Toujours est-il que l’on envie la tranquillité de John Boyne cet après-midi-là, à l’étage d’un pub irlandais du centre-ville animé de la capitale irlandaise. En dégustant une salade arrosée d’une pinte de bière – on est Irlandais ou on ne l’est pas –, il nous explique qu’il revient d’Australie où il s’est rendu une vingtaine de fois ces dernières années. Les sources de son inspiration, il les puise sur cette île un peu plus vaste que son Irlande natale. « Les gens pensent toujours qu’un écrivain irlandais est nécessairement influencé par James Joyce. Pour ma part, je n’ai jamais lu Ulysse », confie-t-il avec un sourire un poil embarrassé.

Sa mine reposée s’explique donc par ce voyage australien, qui n’était pourtant pas des vacances. John Boyne met un point d’honneur à écrire tous les jours, pendant plusieurs heures, « jusqu’à avoir le sentiment d’être arrivé au bout de quelque chose ». Ce qui l’attire en Australie, lui-même ne sait pas trop dire. « Le climat », avance-t-il, plus clément que le froid mordant dublinois en hiver, quoi qu’en dise son personnage Gretel, qui y a tenté, en vain, d’échapper à son passé.

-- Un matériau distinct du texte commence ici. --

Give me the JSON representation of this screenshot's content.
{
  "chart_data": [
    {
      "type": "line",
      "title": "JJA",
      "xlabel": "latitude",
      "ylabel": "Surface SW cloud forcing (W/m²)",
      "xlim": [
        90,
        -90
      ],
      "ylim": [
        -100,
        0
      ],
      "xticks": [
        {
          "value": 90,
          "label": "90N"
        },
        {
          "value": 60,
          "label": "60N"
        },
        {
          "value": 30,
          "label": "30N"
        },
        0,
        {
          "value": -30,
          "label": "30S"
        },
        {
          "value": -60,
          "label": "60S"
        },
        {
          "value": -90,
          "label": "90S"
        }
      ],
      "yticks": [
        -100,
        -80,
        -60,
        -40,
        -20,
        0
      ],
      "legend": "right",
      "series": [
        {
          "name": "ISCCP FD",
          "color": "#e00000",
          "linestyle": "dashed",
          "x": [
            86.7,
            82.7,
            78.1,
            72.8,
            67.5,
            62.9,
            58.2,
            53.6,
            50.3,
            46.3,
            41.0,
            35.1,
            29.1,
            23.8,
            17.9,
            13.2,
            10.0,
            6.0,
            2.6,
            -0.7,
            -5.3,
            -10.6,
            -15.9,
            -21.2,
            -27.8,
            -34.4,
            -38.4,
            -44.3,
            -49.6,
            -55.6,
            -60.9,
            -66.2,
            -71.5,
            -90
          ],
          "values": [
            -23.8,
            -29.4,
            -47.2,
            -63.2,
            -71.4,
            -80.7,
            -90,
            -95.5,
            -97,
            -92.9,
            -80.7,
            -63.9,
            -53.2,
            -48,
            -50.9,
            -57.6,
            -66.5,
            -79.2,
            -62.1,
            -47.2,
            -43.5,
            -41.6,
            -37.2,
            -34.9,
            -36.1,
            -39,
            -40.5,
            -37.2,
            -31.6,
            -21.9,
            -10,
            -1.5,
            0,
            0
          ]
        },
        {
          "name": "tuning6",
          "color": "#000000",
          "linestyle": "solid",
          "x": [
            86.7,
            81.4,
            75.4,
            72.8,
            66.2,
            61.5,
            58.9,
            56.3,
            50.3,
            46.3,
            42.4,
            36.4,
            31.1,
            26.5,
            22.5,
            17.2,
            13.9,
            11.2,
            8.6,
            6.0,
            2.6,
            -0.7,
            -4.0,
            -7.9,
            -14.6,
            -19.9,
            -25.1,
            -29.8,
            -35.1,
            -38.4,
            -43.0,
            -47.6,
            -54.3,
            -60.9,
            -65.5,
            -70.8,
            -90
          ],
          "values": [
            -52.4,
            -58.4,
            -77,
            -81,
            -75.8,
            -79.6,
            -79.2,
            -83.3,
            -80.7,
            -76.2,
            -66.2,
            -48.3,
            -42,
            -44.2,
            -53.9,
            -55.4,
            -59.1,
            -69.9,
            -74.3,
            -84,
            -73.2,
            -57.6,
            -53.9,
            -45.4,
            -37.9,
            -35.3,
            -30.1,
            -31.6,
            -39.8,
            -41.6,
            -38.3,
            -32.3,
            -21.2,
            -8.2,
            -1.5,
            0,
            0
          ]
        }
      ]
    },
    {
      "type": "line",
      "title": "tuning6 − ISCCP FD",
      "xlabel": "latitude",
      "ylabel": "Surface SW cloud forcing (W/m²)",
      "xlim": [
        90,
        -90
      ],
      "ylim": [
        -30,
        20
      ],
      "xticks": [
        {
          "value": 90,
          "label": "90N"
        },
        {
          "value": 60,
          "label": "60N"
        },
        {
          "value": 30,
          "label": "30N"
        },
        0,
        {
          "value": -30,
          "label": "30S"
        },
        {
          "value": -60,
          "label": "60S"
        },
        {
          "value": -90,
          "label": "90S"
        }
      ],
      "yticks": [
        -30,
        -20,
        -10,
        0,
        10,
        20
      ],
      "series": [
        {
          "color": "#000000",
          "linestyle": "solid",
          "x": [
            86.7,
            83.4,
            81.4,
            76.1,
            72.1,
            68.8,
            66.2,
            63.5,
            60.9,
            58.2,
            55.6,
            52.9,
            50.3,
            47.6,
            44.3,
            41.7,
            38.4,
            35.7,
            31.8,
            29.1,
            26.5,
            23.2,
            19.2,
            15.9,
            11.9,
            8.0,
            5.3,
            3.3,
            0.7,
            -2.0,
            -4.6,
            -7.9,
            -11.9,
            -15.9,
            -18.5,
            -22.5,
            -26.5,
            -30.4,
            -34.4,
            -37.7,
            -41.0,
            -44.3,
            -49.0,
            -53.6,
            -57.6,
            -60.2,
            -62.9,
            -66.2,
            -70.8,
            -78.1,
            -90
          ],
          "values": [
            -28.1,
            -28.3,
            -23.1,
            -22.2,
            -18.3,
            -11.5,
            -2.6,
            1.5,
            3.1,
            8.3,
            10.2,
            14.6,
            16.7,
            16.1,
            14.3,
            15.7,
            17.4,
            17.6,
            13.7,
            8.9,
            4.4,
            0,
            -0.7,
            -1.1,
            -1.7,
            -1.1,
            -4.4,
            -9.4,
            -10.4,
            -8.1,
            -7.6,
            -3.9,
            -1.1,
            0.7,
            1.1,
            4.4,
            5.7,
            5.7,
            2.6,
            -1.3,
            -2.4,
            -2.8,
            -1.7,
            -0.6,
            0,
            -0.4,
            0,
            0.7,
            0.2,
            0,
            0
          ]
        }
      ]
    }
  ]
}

Gretel a alors une vingtaine d’années. Elle fuit Paris où elle vivait cachée avec sa mère après la chute du Reich. Les deux femmes avaient tenté de faire croire qu’elles étaient françaises, mais les Parisiens avaient fini par tout découvrir. Et Gretel s’embarque, seule, pour le bout du monde. Pendant un temps, elle vit en paix. Puis un jour, dans un bar à Sydney, elle croit reconnaître quelqu’un qu’elle avait connu à « l’autre endroit » – Bruno, son frère disparu, surnommait ainsi le camp de concentration. Et elle doit fuir à nouveau, et tâcher encore de tout mettre sous le tapis.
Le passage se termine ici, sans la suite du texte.